Spray

Spray

Spray is a powerful and intelligent HTTP buster tool designed for directory brute-forcing. It offers features that make it user-friendly and precise, suitable for both beginners and advanced users.

Key Features

• Dictionary-based Brute Force: Read directories from a dictionary for brute-forcing.

  spray -u http://example.com -d wordlist1.txt -d wordlist2.txt

  Copy

• Mask-based Dictionary Generation: Generate dictionaries based on masks.

  spray -u http://example.com -w "/aaa/bbb{?l#4}/ccc"

  Copy

• Rule-based Dictionary Generation: Create dictionaries based on specific rules.

  spray -u http://example.com -r rule.txt -d 1.txt

  Copy

• Batch Scanning: Brute-force multiple targets in a single run.

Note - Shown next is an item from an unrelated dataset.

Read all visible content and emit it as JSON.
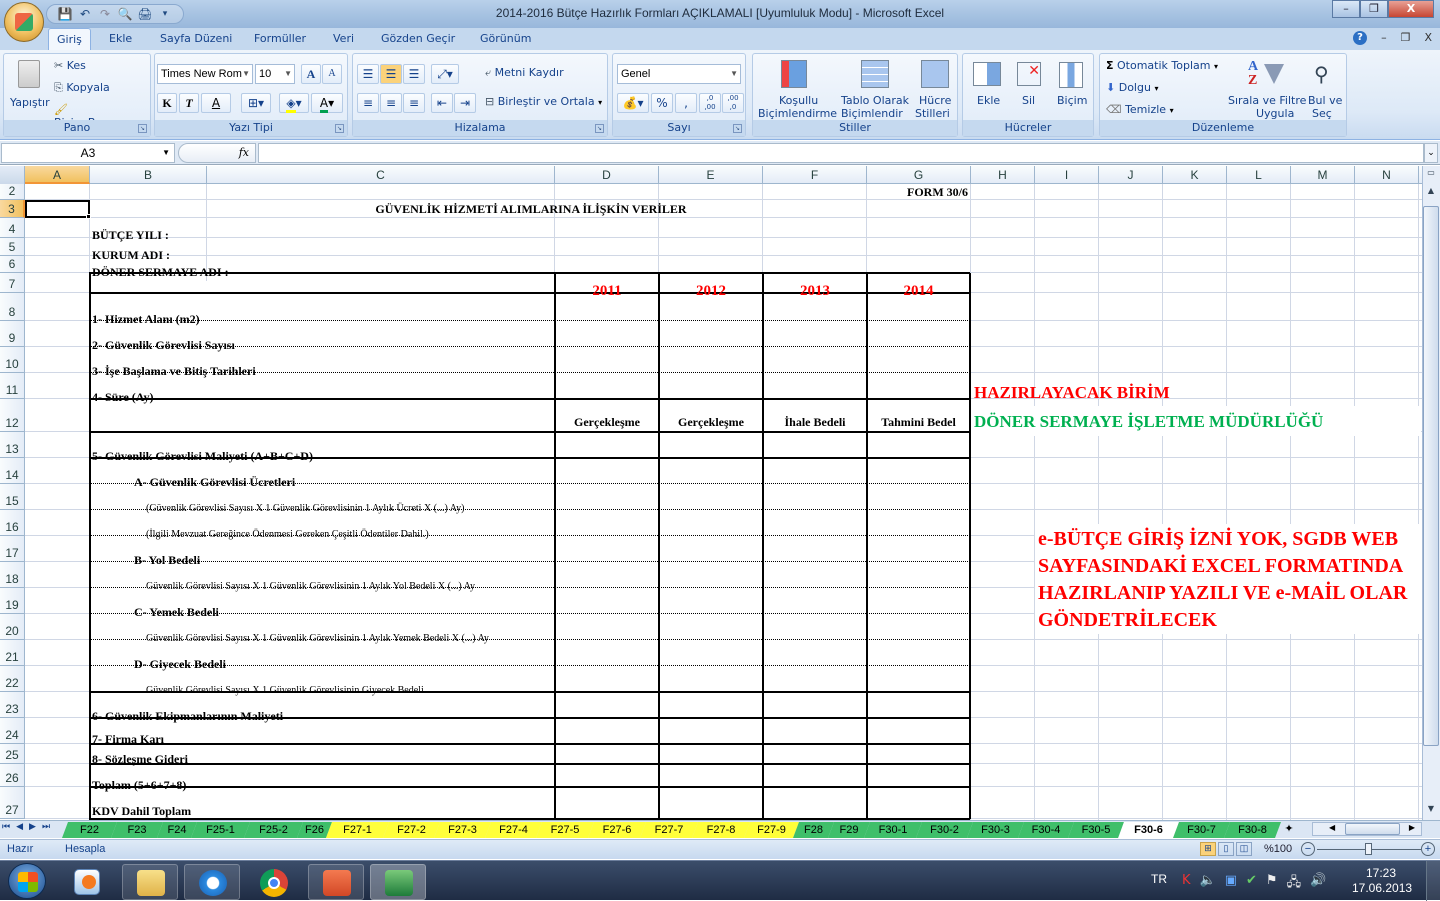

  spray -l url.txt -r rule.txt -d 1.txt

  Copy

• Adaptive Performance: Automatically adjusts concurrency based on network conditions.
• Extensive Fingerprinting: Integrates with fingerprinthub and wappalyzer for enhanced identification.
• Crawling Capability: Allows crawling of the target site for comprehensive scanning.
• Backup and Common File Scanning: Ability to scan for backup files and common directories.

Benefits

• Easy to use with comprehensive documentation.
• Scalable performance improvements for multi-target scenarios.
• Supports various input methods and customizable configurations.

Highlights

• Developed by the chainreactors team, Spray is continuously improved with user feedback and performance testing against competitors where it shows superior capabilities.